That all changed late in October 1929 when the stock market stumbled on Thursday, Oct. 24. And on the 29, a day that would come to be known as “Black Tuesday,” the market crashed. By November, the markets had dropped below what they had been in 1925.
“What made this worse is that Americans had been taking out loans to buy houses and automobiles. And to continue to make payments on those items, they stopped spending in other areas,” Kneebone said. “It produced a roller coaster effect because a drop in consumption meant a drop in production in the factories and people were laid off. And those laid off couldn’t consume and the nation fell downward.”
By the early 1930s, the nation’s unemployment rate rose to about 25 percent, though Kneebone said the rate varied nationally. In Virginia, unemployment peaked at about 10 percent, but in large industrial cities, 60 percent to 70 percent of the workforce was unemployed.
Kneebone said the Great Depression also had an impact on banking and farming. And many nations, including the United States, turned inward to try to solve economic problems rather than focusing on rebuilding the international economic system.
Kneebone said lessons learned from the Great Depression have helped the U.S. weather future economic downturns.
“Everything from the Federal Insurance Deposit Corporation to protect bank deposits so people wouldn’t run to get money out if they feared the bank may fail and efforts to ensure we had a social safety net through social security and the strengthening of labor unions,” Kneebone said.
But other measures that resulted from the Great Depression, such as the separation of commercial banking from investment banking, were turned back in later years.
While the Great Depression brought changes in economic practices and government regulations, did it also change the outlook for people who lived during that time?
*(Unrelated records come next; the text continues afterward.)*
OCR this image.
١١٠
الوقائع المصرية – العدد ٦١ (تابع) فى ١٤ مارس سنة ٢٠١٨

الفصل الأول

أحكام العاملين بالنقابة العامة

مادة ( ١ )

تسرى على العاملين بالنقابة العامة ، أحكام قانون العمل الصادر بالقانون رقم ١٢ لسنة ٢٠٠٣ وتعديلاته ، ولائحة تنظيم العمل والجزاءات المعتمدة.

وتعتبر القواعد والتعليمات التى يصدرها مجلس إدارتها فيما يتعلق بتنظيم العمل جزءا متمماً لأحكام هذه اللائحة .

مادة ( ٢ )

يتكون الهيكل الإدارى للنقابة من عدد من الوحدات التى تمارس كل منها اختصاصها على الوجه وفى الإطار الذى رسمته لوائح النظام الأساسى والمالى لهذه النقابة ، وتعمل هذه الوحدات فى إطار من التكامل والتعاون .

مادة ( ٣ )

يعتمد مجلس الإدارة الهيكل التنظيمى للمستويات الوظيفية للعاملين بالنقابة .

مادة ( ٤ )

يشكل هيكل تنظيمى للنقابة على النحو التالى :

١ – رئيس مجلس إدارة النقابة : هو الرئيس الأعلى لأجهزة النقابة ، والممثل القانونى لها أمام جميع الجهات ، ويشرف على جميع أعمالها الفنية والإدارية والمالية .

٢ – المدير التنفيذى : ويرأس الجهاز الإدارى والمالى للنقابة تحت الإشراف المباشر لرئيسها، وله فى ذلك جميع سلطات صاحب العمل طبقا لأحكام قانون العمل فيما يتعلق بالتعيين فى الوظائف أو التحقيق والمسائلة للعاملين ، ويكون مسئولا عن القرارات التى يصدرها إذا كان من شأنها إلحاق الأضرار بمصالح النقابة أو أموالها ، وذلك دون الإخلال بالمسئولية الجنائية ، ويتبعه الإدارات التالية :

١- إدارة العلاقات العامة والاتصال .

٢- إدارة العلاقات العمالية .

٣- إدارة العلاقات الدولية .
“Were people changed by it? That’s a tough question,” Kneebone said. “I think for people who grew up as children in the 1930s, they would have also had experience in the 1940s with total mobilization for war and full employment, and of course the message there was also conservation. So they would have been hit from childhood through their adulthood with those kinds of messages.”
Kneebone said the Great Depression also influenced the course of history, leading to the rise of Nazi Germany and World War II, terrible suffering in what is known today as the third world, and the beginning of decolonization.
This semester, Kneebone is teaching a seminar course on America in the 1930s. He said the students, young enough to have grandparents or great-grandparents who lived through the Great Depression, are surprised at what they learn about that era in history
“I think they are just profoundly shocked at just how difficult times were,” Kneebone said. “The Great Depression came slowly. People said after the stock market crash that everything would be okay. And it crept in. It wasn’t until the early months of 1933 that people realized just how terrible everything was. Let’s hope that doesn’t happen with us now.”